An off-patent anti-inflammatory drug that costs around two cents for a daily dose in developing countries has been found by researchers at Weill Cornell Medical College to kill both replicating and non-replicating drug resistant tuberculosis in the laboratory -- a feat few currently approved TB drugs can do, and resistance to those is spreading.
Their findings, published online by the journal PNAS, point to a potential new therapy for the more than 500,000 people worldwide whose TB has become resistant to standard drug treatments. But the researchers worry that the effective drug, oxyphenbutazone, may never be tested in TB clinical trials.

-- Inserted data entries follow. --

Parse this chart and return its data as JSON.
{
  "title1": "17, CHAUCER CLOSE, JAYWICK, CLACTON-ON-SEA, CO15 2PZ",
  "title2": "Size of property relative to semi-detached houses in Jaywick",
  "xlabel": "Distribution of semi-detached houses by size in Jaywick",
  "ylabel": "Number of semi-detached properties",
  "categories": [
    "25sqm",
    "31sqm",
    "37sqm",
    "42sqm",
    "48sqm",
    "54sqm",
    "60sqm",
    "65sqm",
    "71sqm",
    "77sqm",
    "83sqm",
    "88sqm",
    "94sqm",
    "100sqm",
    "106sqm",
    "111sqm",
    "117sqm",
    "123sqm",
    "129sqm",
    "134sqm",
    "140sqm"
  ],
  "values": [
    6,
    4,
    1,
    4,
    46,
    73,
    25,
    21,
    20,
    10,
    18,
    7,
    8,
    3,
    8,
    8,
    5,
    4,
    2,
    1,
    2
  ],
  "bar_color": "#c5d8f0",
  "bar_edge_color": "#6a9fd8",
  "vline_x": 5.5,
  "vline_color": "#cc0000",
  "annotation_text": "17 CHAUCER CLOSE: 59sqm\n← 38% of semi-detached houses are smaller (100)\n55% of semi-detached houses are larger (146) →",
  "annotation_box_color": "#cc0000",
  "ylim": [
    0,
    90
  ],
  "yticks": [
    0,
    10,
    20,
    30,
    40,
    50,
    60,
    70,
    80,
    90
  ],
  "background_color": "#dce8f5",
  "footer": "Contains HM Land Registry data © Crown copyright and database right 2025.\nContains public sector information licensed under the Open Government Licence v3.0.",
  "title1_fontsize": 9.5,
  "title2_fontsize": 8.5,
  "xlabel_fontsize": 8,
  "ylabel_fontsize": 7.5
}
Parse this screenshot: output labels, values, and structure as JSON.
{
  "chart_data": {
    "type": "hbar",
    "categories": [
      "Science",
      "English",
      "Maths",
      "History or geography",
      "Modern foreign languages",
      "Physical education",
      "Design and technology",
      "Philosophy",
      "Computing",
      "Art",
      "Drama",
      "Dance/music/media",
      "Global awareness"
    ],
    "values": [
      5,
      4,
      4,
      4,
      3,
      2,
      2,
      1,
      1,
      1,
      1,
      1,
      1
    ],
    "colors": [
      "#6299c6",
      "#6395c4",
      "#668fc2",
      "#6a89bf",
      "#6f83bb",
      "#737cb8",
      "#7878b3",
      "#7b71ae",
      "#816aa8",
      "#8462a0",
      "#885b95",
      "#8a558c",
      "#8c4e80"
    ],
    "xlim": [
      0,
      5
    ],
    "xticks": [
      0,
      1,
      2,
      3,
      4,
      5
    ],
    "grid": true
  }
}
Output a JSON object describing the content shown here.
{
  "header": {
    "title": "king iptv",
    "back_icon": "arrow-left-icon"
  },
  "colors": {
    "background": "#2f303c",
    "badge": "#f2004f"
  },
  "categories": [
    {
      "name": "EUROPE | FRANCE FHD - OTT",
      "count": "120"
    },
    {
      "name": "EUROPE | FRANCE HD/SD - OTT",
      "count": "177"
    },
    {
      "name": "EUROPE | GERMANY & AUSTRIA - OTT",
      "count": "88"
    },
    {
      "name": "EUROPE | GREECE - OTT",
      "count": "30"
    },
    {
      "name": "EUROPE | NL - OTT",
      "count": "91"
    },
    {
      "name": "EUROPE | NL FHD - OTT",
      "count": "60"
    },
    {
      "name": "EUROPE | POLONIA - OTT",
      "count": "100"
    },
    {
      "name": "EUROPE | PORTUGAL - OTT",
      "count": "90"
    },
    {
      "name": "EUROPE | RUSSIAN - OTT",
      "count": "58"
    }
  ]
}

Weill Cornell's Dr. Carl Nathan and his research team found what they call the "completely surprising" ability of oxyphenbutazone to kill drug resistant TB after testing thousands of approved drugs against the bacteria. This repurposing of agents already on the market can lead to quicker testing for new uses.
"This agent might help save lives if there was a way to test it in TB patients," says Dr. Nathan. Oxyphenbutazone went on the market as a patented drug for arthritis-like pain in the early 1950s, and lost its patent and market dominance by the 1970s.
"It is difficult today to launch clinical studies on a medication that is so outdated in the United States, that it is mainly used here in veterinary medicine to ease pain," says the study's senior author, Dr. Nathan, chairman of the Department of Microbiology and Immunology, the R.A. Rees Pritchett Professor of Microbiology, and the director of The Abby and Howard Milstein Program in the Chemical Biology of Infectious Disease at Weill Cornell. "No drug firm will pay for clinical trials if they don't expect to make a profit on the agent. And that would be the case for an off-patent drug that people can buy over the counter for pain in most of the world."
He adds that oxyphenbutazone, best known under the trademark name of Tandearil, does have some established toxicities, "and is not a drug you should take for aches and pains if a safer alternative is available." But the drug's major toxicities appear to be less frequent than the major side-effects of the drug regimens that are currently used to treat TB, he says.
Treating the TB that Hides
Mycobacterium tuberculosis is unusual among disease-causing bacteria in that it naturally infects just humans. One-third of the world's population is infected with TB, but the bacteria typically remain dormant in a person with a healthy immune system.
Nonetheless, TB becomes active in enough people that it is the leading cause of death in humans from a bacterial infection. It is difficult to treat, and the bacteria can become resistant to therapy. TB treatment in a drug-sensitive patient takes six months, using a combination of agents. If the TB is sensitive to these first-line agents and the therapy is completed with full-strength, non-counterfeit drugs, up to 95 percent of patients can be cured.
However, if a patient's TB becomes resistant to these drugs, second-line agents are administered every day for two years or more. "These second-line drugs are often toxic and expensive, and are not readily available in developing countries, where most of the infections occur," Dr. Nathan says. Mortality in drug resistant TB patients can be as high as 80 percent.
A major issue in treating TB is that the bacteria can "hide out" in the body in a non-replicating form, even when a TB patient is undergoing treatment.
To find agents that could attack non-replicating TB, Dr. Nathan's research team first identified four conditions that keep bacteria in that state within the human body: low oxygen, mild acidity, a fat instead of sugar to eat and a small amount of the natural defense molecule nitric oxide.